Key Points Recorded in the 2026 Letter

The clinician reports:

  • stable short‑sightedness

  • alternating exotropia

  • use of right eye for distance and left eye for near

  • “intermittent” nystagmus

  • difficulties in low light

  • symptoms attributed to “previous brain injury”

  • suggestion to check sight‑impairment registration

  • recommendation for a routine 2‑year follow‑up

What the 2026 Letter Did Not Include

The letter does not:

  • reference the 2018 specialist report

  • reference the 1994–2018 neurological baseline

  • acknowledge permanent vertical nystagmus

  • acknowledge severe eye‑movement impairment

  • acknowledge intractable diplopia

  • assess functional vision

  • assess spatial awareness

  • measure neurological features

  • use a neurovisual framework

  • justify the claim of “intermittent” nystagmus

  • explain contradictions with the long‑term record

Clinical Contradictions

 

The 2026 letter contradicts the established neurological baseline in several ways:

 

1. “Intermittent nystagmus” is clinically impossible

 

The 2018 specialist report confirms permanent vertical nystagmus, present since 1994. Nystagmus of neurological origin does not come and go.

2. No mention of severe eye‑movement impairment

The 2018 report describes eye‑movement control as:

“very poor… a significant and severe visual impairment in its own right.”

The 2026 letter does not acknowledge this at all.

3. No mention of intractable diplopia

The 2018 report confirms lifelong double vision that cannot be suppressed. The 2026 letter omits this entirely.
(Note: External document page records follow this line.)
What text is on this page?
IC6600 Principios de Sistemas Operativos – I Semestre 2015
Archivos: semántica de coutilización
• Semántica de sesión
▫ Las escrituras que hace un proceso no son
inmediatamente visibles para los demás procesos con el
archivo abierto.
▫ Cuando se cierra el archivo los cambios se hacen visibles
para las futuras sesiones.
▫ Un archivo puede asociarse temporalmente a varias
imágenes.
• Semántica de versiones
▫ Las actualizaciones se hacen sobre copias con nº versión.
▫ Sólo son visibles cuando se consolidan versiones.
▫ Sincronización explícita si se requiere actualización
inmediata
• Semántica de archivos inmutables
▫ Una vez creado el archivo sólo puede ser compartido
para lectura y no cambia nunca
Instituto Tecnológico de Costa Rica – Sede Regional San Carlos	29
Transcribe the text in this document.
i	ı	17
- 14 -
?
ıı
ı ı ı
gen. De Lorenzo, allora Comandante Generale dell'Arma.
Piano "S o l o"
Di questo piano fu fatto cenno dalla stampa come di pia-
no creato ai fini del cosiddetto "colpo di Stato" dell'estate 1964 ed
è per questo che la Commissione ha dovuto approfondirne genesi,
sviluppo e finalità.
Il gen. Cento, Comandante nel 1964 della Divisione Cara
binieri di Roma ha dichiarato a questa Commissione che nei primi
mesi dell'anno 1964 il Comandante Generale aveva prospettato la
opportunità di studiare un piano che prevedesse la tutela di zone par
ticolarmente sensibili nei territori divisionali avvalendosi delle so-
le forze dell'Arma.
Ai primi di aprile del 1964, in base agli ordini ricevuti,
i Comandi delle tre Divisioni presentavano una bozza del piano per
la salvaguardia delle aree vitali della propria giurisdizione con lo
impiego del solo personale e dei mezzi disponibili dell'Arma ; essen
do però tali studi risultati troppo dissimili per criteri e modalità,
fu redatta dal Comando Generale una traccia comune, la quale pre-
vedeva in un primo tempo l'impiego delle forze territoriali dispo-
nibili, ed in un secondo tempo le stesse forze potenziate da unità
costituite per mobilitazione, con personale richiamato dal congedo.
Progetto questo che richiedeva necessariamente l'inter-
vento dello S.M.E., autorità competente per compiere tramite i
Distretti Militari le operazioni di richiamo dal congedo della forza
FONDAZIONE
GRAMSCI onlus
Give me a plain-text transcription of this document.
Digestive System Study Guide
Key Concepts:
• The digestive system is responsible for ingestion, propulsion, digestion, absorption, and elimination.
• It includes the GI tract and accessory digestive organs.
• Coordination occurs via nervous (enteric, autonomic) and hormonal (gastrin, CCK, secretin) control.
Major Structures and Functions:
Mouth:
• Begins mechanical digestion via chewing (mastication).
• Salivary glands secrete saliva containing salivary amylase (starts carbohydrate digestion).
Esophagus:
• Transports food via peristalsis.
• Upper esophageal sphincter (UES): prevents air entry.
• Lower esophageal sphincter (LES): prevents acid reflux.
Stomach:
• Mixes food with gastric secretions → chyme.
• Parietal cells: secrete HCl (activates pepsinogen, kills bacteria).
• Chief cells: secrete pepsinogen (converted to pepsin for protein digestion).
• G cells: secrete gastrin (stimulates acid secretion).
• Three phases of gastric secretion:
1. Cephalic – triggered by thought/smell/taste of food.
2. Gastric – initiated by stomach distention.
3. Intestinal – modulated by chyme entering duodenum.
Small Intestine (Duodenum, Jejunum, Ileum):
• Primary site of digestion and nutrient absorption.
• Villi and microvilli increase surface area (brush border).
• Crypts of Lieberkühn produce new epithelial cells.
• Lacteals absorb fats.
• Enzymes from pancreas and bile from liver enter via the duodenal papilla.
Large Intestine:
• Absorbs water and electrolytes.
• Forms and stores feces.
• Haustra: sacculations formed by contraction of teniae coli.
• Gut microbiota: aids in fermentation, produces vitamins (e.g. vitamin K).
4. No functional‑vision assessment

The 2018 report describes real‑world danger, especially near traffic. The 2026 letter does not assess or mention functional risk.

 

5. No reference to spatial‑awareness impairment

The 2018 report confirms extremely poor spatial perception. The 2026 letter does not assess or mention this.

6. No continuity of care

The clinician does not reference:

  • the 30‑year baseline

  • the neurological diagnosis

  • the specialist findings

  • the functional‑vision profile

This breaks governance standards.

Why This Matters

The 2026 letter:

  • uses the wrong clinical framework

  • omits essential neurological tests

  • misinterprets neurological features

  • contradicts the long‑term record

  • introduces clinically impossible statements

  • creates a misleading clinical narrative

  • is unsafe for other professionals to rely upon

This concludes Part 6 — Appendices and Evidence (Part 1). The timeline establishes the long‑term clinical baseline and identifies the point at which the 2026 assessment diverged from 33 years of consistent specialist evidence.